La peur de la « contagion idéologique » n’empêche pas l’empereur et, surtout, ses ministres d’éprouver le besoin d’entretenir des relations avec les pays d’Europe, notamment la France. Une des preuves les plus éclatantes de cette assertion est le bilan du travail du comité spécial créé par l’empereur en 1841 pour discuter d’une augmentation considérable des taxes d’entrée imposées aux étrangers. Les ministres réunis dans ce comité s’expliquent très bien mutuellement, et expliquent ensemble à l’empereur que tous les étrangers sont encore utiles et même nécessaires au progrès industriel et intellectuel de la Russie, à l’exception… des modistes et des colporteurs (7).

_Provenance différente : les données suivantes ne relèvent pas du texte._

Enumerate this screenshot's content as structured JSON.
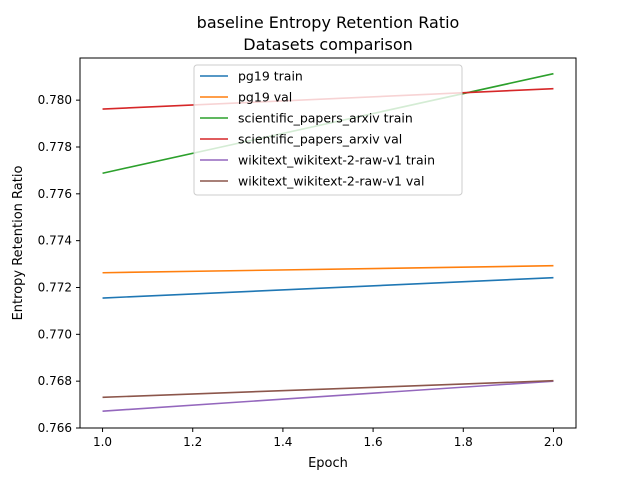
{
  "chart_data": {
    "type": "line",
    "title_line1": "baseline Entropy Retention Ratio",
    "title_line2": "Datasets comparison",
    "xlabel": "Epoch",
    "ylabel": "Entropy Retention Ratio",
    "xlim": [
      0.95,
      2.05
    ],
    "ylim": [
      0.766,
      0.7818
    ],
    "x_ticks": [
      1.0,
      1.2,
      1.4,
      1.6,
      1.8,
      2.0
    ],
    "x_tick_labels": [
      "1.0",
      "1.2",
      "1.4",
      "1.6",
      "1.8",
      "2.0"
    ],
    "y_ticks": [
      0.766,
      0.768,
      0.77,
      0.772,
      0.774,
      0.776,
      0.778,
      0.78
    ],
    "y_tick_labels": [
      "0.766",
      "0.768",
      "0.770",
      "0.772",
      "0.774",
      "0.776",
      "0.778",
      "0.780"
    ],
    "grid": false,
    "legend_position": "top-center",
    "series": [
      {
        "name": "pg19 train",
        "color": "#1f77b4",
        "x": [
          1.0,
          2.0
        ],
        "y": [
          0.77155,
          0.77242
        ]
      },
      {
        "name": "pg19 val",
        "color": "#ff7f0e",
        "x": [
          1.0,
          2.0
        ],
        "y": [
          0.77263,
          0.77293
        ]
      },
      {
        "name": "scientific_papers_arxiv train",
        "color": "#2ca02c",
        "x": [
          1.0,
          2.0
        ],
        "y": [
          0.77688,
          0.78113
        ]
      },
      {
        "name": "scientific_papers_arxiv val",
        "color": "#d62728",
        "x": [
          1.0,
          2.0
        ],
        "y": [
          0.77962,
          0.78049
        ]
      },
      {
        "name": "wikitext_wikitext-2-raw-v1 train",
        "color": "#9467bd",
        "x": [
          1.0,
          2.0
        ],
        "y": [
          0.76672,
          0.768
        ]
      },
      {
        "name": "wikitext_wikitext-2-raw-v1 val",
        "color": "#8c564b",
        "x": [
          1.0,
          2.0
        ],
        "y": [
          0.76731,
          0.76802
        ]
      }
    ]
  }
}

Ainsi, à côté des Français tenus pour « nuisibles » par les autorités russes, existent en Russie de paisibles Français « utiles », et l’on ne peut comprendre la complexité des relations franco-russes sous Nicolas Ier sans considérer ces deux « volets » du diptyque.

1.  Astolphe de Custine, La Russie en 1839, édition critique par Véra Milchina, Paris, Classiques Garnier, 2015, pp. 159-163, 170-172. Voir une analyse de ces « rites de passages » in Galina Kabakova et Alexandre Stroev, « Passer la frontière : une étape cruciale du voyage russe », Le chemin, la route, la voie, Presses Paris Sorbonne, 2005, pp. 479 et suiv. 


2.  Le 14 décembre 1825, la fine fleur des officiers et des aristocrates russes mène ses troupes sur la place du Sénat, à Saint-Pétersbourg, pour réclamer une monarchie constitutionnelle. Cette révolte dite « des Décembristes » sera impitoyablement réprimée.

3.  Jean Tulard dir., Dictionnaire Napoléon, Fayard, Paris, 1989, pp. 785-786. 

4.  Duchesse de Maillé, Souvenirs de deux Restaurations. Paris, 1984. p. 255.

5.  Michel Cadot, « Débuts de la navigation à vapeur et l’émigration française en Russie », Cahiers du monde russe et soviétique, 1963, v. IV, fasc. 4, p. 387. 

6.  Pour plus de détails, voir Véra Milchina, « Des liaisons dangereuses : lettres des Français en Russie interceptées par les gendarmes dans les années 1820-1840 », L’image de l’étranger : les Français en Russie et les Russes en France, A. Stroev (éd.), Paris, Institut d’études slaves, 2010. pp. 229-242. 

7.  GARF, Fonds 109, Exp. 3, 1841, n° 149.